The members of the club looked at each other and walked to the rear of the storefront apartment. When they reached the back, one of them called Kreutzfeld, and he jumped up and hurried over.
After about a minute, Deutz said: “Gentlemen, do we have a deal, or do I take my money and go home?”
Soft-in-the-middle guy, a pencil resting above one ear, walked toward Deutz. “The other half of the money will be delivered when we have the information you need, right?”
“Absolutely.” Lieutenant Harry Deutz shook his hand. “You get final payment, and we never see each other again. This never happened.”
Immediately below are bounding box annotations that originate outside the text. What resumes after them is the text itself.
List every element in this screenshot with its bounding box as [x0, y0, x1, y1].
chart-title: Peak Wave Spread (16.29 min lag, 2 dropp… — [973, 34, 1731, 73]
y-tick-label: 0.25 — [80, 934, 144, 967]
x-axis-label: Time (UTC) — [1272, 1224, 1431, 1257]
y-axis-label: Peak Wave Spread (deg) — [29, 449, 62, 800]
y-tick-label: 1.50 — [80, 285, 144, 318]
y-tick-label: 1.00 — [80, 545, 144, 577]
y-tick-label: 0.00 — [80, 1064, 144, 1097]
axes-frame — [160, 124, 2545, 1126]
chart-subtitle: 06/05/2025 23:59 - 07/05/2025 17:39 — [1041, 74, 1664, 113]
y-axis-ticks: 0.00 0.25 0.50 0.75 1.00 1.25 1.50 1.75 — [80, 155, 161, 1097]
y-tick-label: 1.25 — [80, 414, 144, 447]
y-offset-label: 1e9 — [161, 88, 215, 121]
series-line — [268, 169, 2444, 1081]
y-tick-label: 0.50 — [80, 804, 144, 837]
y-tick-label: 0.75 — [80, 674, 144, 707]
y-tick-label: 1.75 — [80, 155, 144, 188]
“Wait a minute.” Kreutzfeld rushed to the center of the room. “We need to get really clear about something. There’s no way we’re getting the actual bank records. You gave us a list of four names. If they bank online from home, then we’re in. But if those names are old-school and physically go to the bank for transactions, we’re screwed. That would mean hacking into one or more financial institutions. That’s impossible without running a major operation that would take months to set up and might turn to crap in an instant. But what we can do is calculate where the cash is going. We check the mortgages, how much cash they’re throwing around, what kind of car they’re driving, monthly payments, school tuition, gambling habits. Then we’ll add up the figures and see if everything is kosher.”